Find the radius of curvature of the following curve at the given point. Then write the equation of the circle of curvature at the point. The radius of curvature at a point \( P \) is given by \( \frac{1}{\mathrm{k}} \), whese k is the curvature at \( P \). \( r(t)=\left\langle t,-5 t^{2}\right\rangle \) at \( t=0 \) The radius of curvature at \( t=0 \) is The equation of the circle of curvature at \( t=0 \) is \( (x-(\square))^{2}+(y-(\square))^{2}=\square \).
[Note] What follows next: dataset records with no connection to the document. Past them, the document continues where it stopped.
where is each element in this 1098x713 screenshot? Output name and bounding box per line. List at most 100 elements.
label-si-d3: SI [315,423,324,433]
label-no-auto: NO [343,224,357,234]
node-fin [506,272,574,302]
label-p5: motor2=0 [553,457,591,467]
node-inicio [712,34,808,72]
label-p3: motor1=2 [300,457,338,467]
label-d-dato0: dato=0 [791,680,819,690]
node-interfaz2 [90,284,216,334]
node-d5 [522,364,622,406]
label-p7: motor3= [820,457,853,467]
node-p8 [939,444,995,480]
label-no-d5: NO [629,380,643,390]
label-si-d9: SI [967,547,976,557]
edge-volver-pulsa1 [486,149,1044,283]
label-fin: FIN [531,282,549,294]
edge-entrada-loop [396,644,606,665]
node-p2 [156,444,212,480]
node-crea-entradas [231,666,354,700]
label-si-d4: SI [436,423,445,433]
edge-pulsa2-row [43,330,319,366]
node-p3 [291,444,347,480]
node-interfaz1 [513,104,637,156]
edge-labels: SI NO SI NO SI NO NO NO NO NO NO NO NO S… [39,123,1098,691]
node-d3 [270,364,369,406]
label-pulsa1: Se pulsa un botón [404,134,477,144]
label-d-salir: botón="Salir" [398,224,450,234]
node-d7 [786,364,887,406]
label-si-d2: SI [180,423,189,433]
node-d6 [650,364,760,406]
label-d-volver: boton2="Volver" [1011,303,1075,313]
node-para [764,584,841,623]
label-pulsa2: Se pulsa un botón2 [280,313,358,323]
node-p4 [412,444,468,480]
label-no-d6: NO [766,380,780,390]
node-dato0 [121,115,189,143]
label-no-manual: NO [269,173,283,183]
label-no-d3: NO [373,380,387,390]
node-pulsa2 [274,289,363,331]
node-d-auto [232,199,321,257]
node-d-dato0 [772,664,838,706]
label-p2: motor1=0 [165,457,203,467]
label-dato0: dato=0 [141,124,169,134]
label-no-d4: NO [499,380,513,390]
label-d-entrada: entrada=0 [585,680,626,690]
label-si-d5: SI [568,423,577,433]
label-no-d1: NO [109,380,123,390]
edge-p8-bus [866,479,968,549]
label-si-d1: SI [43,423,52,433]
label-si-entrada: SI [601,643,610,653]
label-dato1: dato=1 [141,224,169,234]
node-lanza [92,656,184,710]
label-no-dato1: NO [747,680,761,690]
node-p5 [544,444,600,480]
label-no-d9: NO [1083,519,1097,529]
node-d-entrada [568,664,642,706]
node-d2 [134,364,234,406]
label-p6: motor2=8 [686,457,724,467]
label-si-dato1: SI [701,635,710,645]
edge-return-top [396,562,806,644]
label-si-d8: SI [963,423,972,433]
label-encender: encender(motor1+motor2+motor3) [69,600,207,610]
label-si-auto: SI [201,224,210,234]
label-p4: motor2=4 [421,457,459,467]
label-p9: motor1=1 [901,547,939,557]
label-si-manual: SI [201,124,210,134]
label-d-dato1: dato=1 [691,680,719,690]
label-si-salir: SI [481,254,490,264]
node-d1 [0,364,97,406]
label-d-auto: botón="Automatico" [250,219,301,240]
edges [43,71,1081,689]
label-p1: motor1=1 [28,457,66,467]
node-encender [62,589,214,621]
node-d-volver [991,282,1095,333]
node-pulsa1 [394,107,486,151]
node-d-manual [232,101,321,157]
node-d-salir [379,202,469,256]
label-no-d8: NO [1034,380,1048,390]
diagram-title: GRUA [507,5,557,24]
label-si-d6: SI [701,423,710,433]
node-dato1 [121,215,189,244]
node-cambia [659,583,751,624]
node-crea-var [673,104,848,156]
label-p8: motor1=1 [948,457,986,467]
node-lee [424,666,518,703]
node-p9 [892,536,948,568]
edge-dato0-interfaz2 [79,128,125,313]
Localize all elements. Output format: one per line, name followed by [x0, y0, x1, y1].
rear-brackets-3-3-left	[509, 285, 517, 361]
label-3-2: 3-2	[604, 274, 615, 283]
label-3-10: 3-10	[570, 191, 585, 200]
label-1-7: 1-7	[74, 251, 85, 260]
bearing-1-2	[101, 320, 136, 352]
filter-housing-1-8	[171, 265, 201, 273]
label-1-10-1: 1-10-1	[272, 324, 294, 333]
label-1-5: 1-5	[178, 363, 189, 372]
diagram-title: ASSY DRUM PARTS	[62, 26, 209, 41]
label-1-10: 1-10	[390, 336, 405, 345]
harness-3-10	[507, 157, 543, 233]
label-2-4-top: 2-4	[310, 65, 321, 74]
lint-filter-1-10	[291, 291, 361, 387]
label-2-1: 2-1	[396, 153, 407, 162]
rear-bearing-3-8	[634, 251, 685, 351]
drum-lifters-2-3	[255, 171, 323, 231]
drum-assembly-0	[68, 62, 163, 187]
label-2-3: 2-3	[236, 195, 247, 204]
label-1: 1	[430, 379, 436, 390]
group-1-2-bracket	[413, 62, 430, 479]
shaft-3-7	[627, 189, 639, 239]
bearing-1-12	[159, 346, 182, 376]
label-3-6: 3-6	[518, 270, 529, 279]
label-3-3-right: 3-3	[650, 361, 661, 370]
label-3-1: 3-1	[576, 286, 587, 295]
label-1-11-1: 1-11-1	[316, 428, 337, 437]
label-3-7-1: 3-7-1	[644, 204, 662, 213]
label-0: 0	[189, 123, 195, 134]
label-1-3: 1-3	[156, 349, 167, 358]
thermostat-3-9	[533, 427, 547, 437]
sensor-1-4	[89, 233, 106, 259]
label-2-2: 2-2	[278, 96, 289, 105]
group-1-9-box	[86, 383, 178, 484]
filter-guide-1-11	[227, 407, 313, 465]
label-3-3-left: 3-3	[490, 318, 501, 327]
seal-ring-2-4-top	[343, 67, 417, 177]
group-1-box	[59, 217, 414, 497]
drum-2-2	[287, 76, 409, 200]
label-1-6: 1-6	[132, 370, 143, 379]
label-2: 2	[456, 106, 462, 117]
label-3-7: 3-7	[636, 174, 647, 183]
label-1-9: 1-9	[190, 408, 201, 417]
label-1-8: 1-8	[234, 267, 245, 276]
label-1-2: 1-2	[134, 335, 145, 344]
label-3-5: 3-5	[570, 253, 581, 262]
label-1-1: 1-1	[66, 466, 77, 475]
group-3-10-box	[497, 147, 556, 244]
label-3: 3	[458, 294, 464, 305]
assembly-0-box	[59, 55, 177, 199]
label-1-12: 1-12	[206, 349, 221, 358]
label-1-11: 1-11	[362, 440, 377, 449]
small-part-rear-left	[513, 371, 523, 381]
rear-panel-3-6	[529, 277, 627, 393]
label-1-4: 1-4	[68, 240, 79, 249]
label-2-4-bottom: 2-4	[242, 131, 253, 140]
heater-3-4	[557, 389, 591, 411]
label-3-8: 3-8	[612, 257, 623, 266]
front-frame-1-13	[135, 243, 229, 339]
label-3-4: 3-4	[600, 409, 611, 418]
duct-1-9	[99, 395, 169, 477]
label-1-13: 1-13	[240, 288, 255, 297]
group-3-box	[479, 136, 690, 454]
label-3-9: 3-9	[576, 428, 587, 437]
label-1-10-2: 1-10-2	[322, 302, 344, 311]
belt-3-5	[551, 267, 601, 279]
To find the radius of curvature of the curve given by \( r(t) = \langle t, -5t^2 \rangle \) at the point corresponding to \( t = 0 \), we first need to compute the curvature \( k \) at that point. ### Step 1: Compute the first and second derivatives of \( r(t) \) 1. **First derivative** \( r'(t) \): \[ r'(t) = \left\langle \frac{d}{dt}(t), \frac{d}{dt}(-5t^2) \right\rangle = \langle 1, -10t \rangle \] At \( t = 0 \): \[ r'(0) = \langle 1, 0 \rangle \] 2. **Second derivative** \( r''(t) \): \[ r''(t) = \left\langle \frac{d^2}{dt^2}(t), \frac{d^2}{dt^2}(-5t^2) \right\rangle = \langle 0, -10 \rangle \] At \( t = 0 \): \[ r''(0) = \langle 0, -10 \rangle \] ### Step 2: Compute the curvature \( k \) The curvature \( k \) is given by the formula: \[ k = \frac{\| r'(t) \times r''(t) \|}{\| r'(t) \|^3} \] In two dimensions, the cross product can be computed as: \[ \| r'(t) \times r''(t) \| = \left| \begin{vmatrix} \hat{i} & \hat{j} & \hat{k} \\ 1 & 0 & 0 \\ 0 & -10 & 0 \end{vmatrix} \right| = |(1)(-10) - (0)(0)| = 10 \] Now, we compute \( \| r'(0) \| \): \[ \| r'(0) \| = \sqrt{1^2 + 0^2} = 1 \] Now we can find the curvature \( k \): \[ k = \frac{10}{1^3} = 10 \] ### Step 3: Find the radius of curvature The radius of curvature \( R \) is given by: \[ R = \frac{1}{k} = \frac{1}{10} \] ### Step 4: Find the center of the circle of curvature To find the center of the circle of curvature, we need to find the unit normal vector at \( t = 0 \). The unit tangent vector \( T \) is: \[ T(0) = \frac{r'(0)}{\| r'(0) \|} = \langle 1, 0 \rangle \] The unit normal vector \( N \) can be obtained by rotating \( T \) by \( 90^\circ \): \[ N(0) = \langle 0, -1 \rangle \] The center of the circle of curvature is located at: \[ \text{Center} = r(0) + R \cdot N(0) \] Calculating \( r(0) \): \[ r(0) = \langle 0, 0 \rangle \] Thus, the center is: \[ \text{Center} = \langle 0, 0 \rangle + \frac{1}{10} \langle 0, -1 \rangle = \langle 0, -\frac{1}{10} \rangle \] ### Step 5: Write the equation of the circle of curvature The equation of the circle of curvature with center \( (0, -\frac{1}{10}) \) and radius \( \frac{1}{10} \) is: \[ (x - 0)^2 + \left(y + \frac{1}{10}\right)^2 = \left(\frac{1}{10}\right)^2 \] This simplifies to: \[ x^2 + \left(y + \frac{1}{10}\right)^2 = \frac{1}{100} \] ### Final Answers The radius of curvature at \( t = 0 \) is: \[ \frac{1}{10} \] The equation of the circle of curvature at \( t = 0 \